Black History Month


During Black History Month, the Louisiana Board of Regents is highlighting important African American figures who have made a difference in Louisiana higher education. Regents will also share stories from our institutions across the state on social media.

To learn more about Black History Month in Louisiana higher education, follow the hashtag #RegentsBHM on Twitter and Facebook.


  • February 3, 2023

    #RegentsBHM Profile: Dr. Andia Augustin-Billy, Centenary College

    Dr. Andia Augustin-Billy, an associate professor of French and Francophone Studies at Centenary College, made history in November 2021, when she became the first tenured Black faculty member in the College’s 196-year history.

    She joined the Centenary faculty in 2015 after earning her Ph.D. in French Language and Literature with a certificate in Women, Gender, and Sexuality Studies from Washington University in St. Louis.

    Dr. Augustin-Billy co-teaches an immersive course examining the experiences of Black Americans in Paris as part of the Centenary in Paris program. Her ongoing research interests and published scholarship include the analysis of race, gender, and sexuality in French and Francophone African and Caribbean literatures.

    An award-winning professor, Dr. Augustin-Billy was chosen for the Mellon Emerging Faculty Leaders Award in 2019.

  • February 6, 2023

    #RegentsBHM Profile: Chancellor John Pierre, Southern University Law Center

    Named one of the 10 most dominant HBCU leaders of 2023, Chancellor John Pierre has been at the helm of the Southern University Law Center since 2016.

    A 1980 graduate of Southern, he later went on to graduate school at Texas Tech and law school at SMU. After graduating from law school, Pierre served his country as a Judge Advocates General’s Corps Officer (JAG) for the U.S. Army from 1986-1990.

    He returned to the Bluffs in 1990 as a faculty member at the Southern University Law Center.

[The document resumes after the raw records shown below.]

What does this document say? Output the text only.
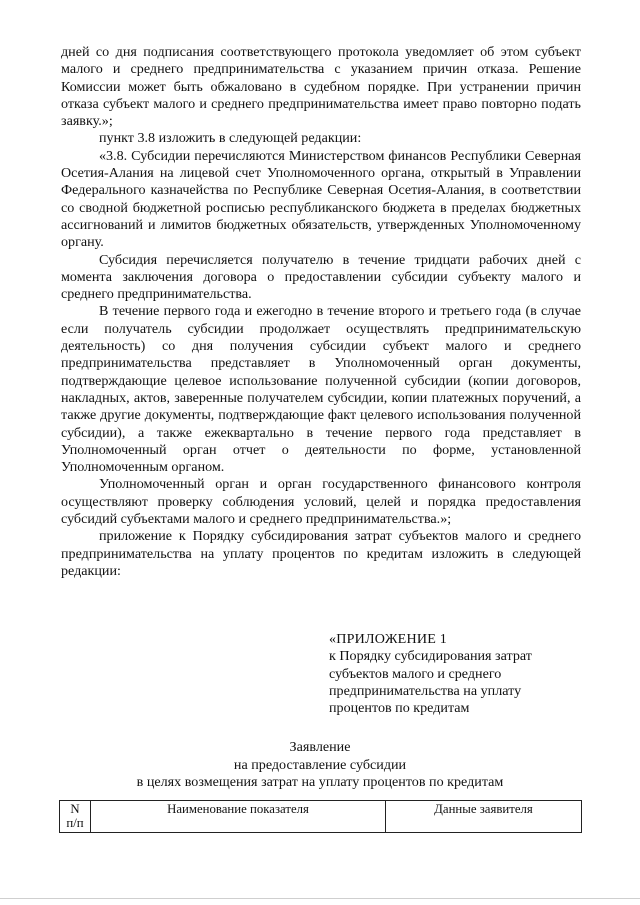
дней со дня подписания соответствующего протокола уведомляет об этом субъект малого и среднего предпринимательства с указанием причин отказа. Решение Комиссии может быть обжаловано в судебном порядке. При устранении причин отказа субъект малого и среднего предпринимательства имеет право повторно подать заявку.»;

пункт 3.8 изложить в следующей редакции:

«3.8. Субсидии перечисляются Министерством финансов Республики Северная Осетия-Алания на лицевой счет Уполномоченного органа, открытый в Управлении Федерального казначейства по Республике Северная Осетия-Алания, в соответствии со сводной бюджетной росписью республиканского бюджета в пределах бюджетных ассигнований и лимитов бюджетных обязательств, утвержденных Уполномоченному органу.

Субсидия перечисляется получателю в течение тридцати рабочих дней с момента заключения договора о предоставлении субсидии субъекту малого и среднего предпринимательства.

В течение первого года и ежегодно в течение второго и третьего года (в случае если получатель субсидии продолжает осуществлять предпринимательскую деятельность) со дня получения субсидии субъект малого и среднего предпринимательства представляет в Уполномоченный орган документы, подтверждающие целевое использование полученной субсидии (копии договоров, накладных, актов, заверенные получателем субсидии, копии платежных поручений, а также другие документы, подтверждающие факт целевого использования полученной субсидии), а также ежеквартально в течение первого года представляет в Уполномоченный орган отчет о деятельности по форме, установленной Уполномоченным органом.

Уполномоченный орган и орган государственного финансового контроля осуществляют проверку соблюдения условий, целей и порядка предоставления субсидий субъектами малого и среднего предпринимательства.»;

приложение к Порядку субсидирования затрат субъектов малого и среднего предпринимательства на уплату процентов по кредитам изложить в следующей редакции:

«ПРИЛОЖЕНИЕ 1
к Порядку субсидирования затрат
субъектов малого и среднего
предпринимательства на уплату
процентов по кредитам
Заявление
на предоставление субсидии
в целях возмещения затрат на уплату процентов по кредитам
N
п/п	Наименование показателя	Данные заявителя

    He transitioned to a leadership role in 2006 before becoming the Law Center’s Chancellor in 2016. Under his leadership, SULC has thrived as a global legal institution recognized for its diversity, world-class faculty, and racial justice efforts.

  • February 8, 2023

    #RegentsBHM Profile: Robin Roberts, Southeastern Louisiana University

    A native of the Mississippi Gulf Coast, Robin Roberts is an award-winning journalist, co-anchor of ABC’s Good Morning America, and a Louisiana women’s basketball legend.

    A 1983 graduate of Southeastern Louisiana University with a degree in communications, Roberts was a standout on the hardwood for the women’s basketball team. She concluded her career as the school’s all-time leading scorer (1,446 points) and rebounder (1,034). She was inducted into the Women’s Basketball Hall of Fame in 2012, and her No. 21 jersey hangs in the rafts inside Southeastern’s University Center.

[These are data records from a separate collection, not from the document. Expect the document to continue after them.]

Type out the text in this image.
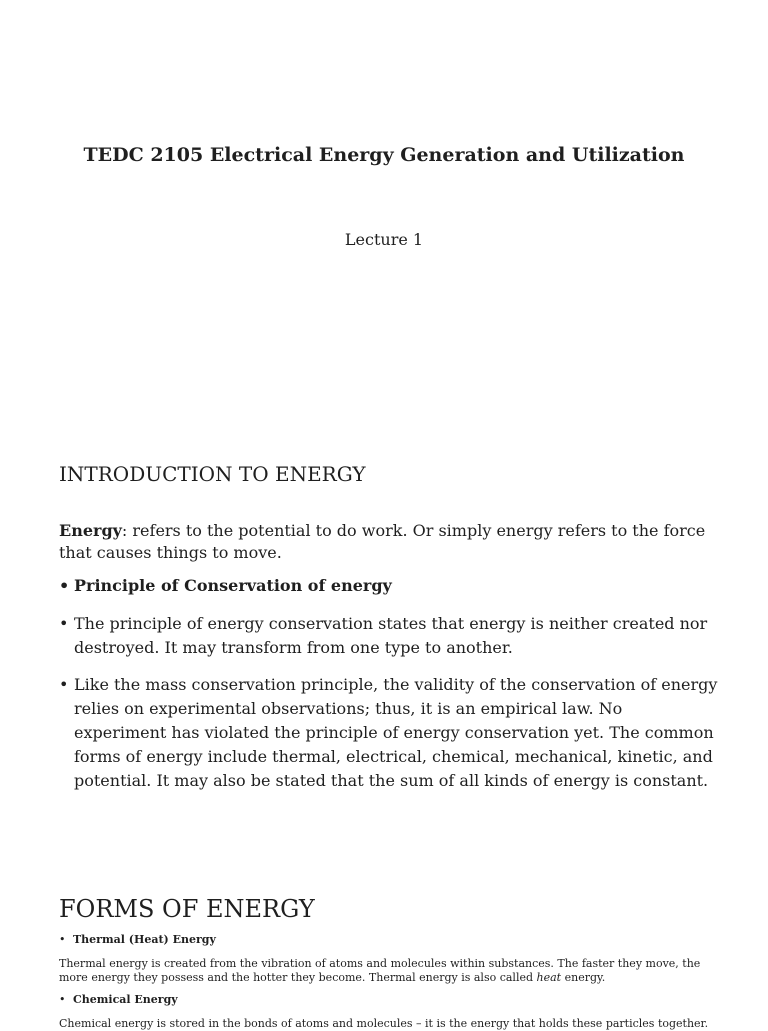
TEDC 2105 Electrical Energy Generation and Utilization

Lecture 1

INTRODUCTION TO ENERGY

Energy: refers to the potential to do work. Or simply energy refers to the force that causes things to move.

• Principle of Conservation of energy
• The principle of energy conservation states that energy is neither created nor destroyed. It may transform from one type to another.
• Like the mass conservation principle, the validity of the conservation of energy relies on experimental observations; thus, it is an empirical law. No experiment has violated the principle of energy conservation yet. The common forms of energy include thermal, electrical, chemical, mechanical, kinetic, and potential. It may also be stated that the sum of all kinds of energy is constant.
FORMS OF ENERGY
• Thermal (Heat) Energy

Thermal energy is created from the vibration of atoms and molecules within substances. The faster they move, the more energy they possess and the hotter they become. Thermal energy is also called heat energy.

• Chemical Energy

Chemical energy is stored in the bonds of atoms and molecules – it is the energy that holds these particles together.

    She began her broadcasting career in her home state as a sports anchor and reporter at WDAM-TV in Hattiesburg (1983-1984) and WLOX-TV in Biloxi (1984-1986). She later worked at WSMV-TV in Nashville and WVEE-FM and WAGA-TV in Atlanta.

    From 1990 to 2005, Roberts was a mainstay at ESPN, anchoring such programs as SportsCenter and NFL PrimeTime. She left ESPN in 2005 to become co-anchor of Good Morning America.

    Since taking over as co-anchor, GMA was won six Daytime Emmy Awards for Outstanding Morning Program.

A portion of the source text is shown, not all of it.